From Bettor to Owner to Suspension
George also purchased and raced horses, employing his brother William as his principal horse trainer. He had two very successful horses: King Cadmus and Parvenu. King Cadmus only won two races for him, but those two wins netted George $195,000. Parvenue won nine consecutive races earning him $200,000. He also employed several jockeys, among them Willie Shaw, who was accused of throwing races and suspended. Suspicion was also cast on George, and he was suspended as well, although he vehemently denied any wrongdoing. In 1903, he sold his stables.
The Final Stretch
George Smith never married and lived a rather modest life. Unlike other high-rollers of that time, he didn’t smoke, seldom drank, and believed that women were a distraction at the race track. It is believed that he once had a romance with a Chicago actress and chorus girl, Daisy Dixon, but broke off with her after catching her canoodling with one of his jockeys. After that betrayal, he never gambled again on love.

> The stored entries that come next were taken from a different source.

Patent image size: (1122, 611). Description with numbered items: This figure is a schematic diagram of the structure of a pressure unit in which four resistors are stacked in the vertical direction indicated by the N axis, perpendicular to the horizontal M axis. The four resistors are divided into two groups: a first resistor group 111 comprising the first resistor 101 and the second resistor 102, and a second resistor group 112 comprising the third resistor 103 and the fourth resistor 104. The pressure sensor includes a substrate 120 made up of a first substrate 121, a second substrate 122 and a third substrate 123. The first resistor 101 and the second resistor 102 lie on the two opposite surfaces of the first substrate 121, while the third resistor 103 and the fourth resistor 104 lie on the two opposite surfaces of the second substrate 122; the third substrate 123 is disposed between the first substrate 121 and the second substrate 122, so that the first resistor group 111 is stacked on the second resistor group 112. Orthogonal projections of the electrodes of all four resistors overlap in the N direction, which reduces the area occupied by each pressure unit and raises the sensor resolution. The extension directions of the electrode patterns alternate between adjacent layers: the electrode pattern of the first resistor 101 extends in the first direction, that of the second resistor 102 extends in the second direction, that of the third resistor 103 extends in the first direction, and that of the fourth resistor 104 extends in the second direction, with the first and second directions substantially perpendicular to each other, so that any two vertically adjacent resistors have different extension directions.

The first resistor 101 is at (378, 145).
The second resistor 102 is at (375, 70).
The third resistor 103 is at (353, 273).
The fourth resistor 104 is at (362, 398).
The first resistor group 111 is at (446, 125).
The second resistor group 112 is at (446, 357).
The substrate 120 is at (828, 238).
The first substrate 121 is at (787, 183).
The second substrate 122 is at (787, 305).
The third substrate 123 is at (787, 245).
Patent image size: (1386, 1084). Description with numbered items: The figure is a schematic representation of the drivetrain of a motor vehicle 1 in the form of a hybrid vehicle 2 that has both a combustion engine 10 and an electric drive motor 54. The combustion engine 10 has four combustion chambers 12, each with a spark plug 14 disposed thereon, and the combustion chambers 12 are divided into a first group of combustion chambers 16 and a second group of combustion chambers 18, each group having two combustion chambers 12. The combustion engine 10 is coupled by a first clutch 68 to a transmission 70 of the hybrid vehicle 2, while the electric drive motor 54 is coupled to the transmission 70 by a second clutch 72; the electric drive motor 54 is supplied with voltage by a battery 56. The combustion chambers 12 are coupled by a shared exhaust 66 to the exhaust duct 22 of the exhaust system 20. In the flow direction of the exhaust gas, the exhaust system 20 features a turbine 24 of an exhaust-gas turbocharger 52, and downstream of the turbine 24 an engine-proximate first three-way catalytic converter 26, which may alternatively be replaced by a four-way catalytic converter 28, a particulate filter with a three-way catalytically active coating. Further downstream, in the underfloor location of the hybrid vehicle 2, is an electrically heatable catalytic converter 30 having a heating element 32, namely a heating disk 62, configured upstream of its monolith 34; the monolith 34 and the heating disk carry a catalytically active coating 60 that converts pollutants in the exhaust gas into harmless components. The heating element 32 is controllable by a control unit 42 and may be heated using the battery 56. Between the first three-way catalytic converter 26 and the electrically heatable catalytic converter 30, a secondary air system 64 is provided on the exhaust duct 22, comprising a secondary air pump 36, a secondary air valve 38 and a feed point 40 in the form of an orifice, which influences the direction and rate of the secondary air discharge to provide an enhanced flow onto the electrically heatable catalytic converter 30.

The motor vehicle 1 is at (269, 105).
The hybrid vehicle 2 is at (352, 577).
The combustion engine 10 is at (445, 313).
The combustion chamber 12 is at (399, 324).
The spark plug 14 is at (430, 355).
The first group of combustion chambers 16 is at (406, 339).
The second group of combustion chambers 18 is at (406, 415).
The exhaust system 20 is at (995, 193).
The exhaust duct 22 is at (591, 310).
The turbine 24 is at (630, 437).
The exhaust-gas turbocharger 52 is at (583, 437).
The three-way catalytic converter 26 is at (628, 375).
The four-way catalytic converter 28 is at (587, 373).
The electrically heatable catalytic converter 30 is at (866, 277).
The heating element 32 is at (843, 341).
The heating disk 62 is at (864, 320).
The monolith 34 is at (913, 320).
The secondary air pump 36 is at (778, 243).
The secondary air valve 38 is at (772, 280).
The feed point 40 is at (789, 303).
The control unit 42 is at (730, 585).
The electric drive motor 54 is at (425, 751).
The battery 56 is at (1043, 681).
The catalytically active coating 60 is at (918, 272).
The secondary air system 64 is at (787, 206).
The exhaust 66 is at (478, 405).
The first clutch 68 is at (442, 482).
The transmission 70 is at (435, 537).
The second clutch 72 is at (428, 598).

George’s sister Anne and her husband died in the mid-1880s from some outbreak of a disease, leaving a young son, James McGill, and infant daughter, Eleanor. George and his mother raised the children and James became his uncle’s friend and confidante. Along with McGill, Smith shared his racing wisdom with a New York turf writer, Edward Cole, who published a book three years after George died called Racing Maxims and Methods of Pittsburgh Phil. The book eventually went out of print but was reprinted in the 1960s.
In October 1904, George’s health went into a rapid decline. He entered a sanitarium in North Carolina for a terrible cough and died there on February 1, 1905, at the age of 42 from tuberculosis. He was laid to rest at Uniondale Cemetery on Pittsburgh’s North Side not far from where he grew up in a mausoleum that cost $30,000. He had directed its design seven years before his death. Later, his mother commissioned a statue of him dressed in a suit, looking toward Pittsburgh, and holding a racing sheet in his hand.
George Smith died without a will, leaving behind a fortune of $3,250,000, which in today’s dollars would be comparable to $85,595,370. It was divided equally between his mother, brother William, nephew James, and niece Eleanor.
Though Pittsburgh Phil passed away, he was not soon forgotten. In fact, the 1916 Kentucky Derby winner was named George Smith because he once owned the winner’s dam. Like many other Pittsburghers, George Smith, Pittsburgh Phil, is a prime example of how it is better to make your own luck by using your intellect and ability to create opportunity rather than waiting for fortune to smile on you.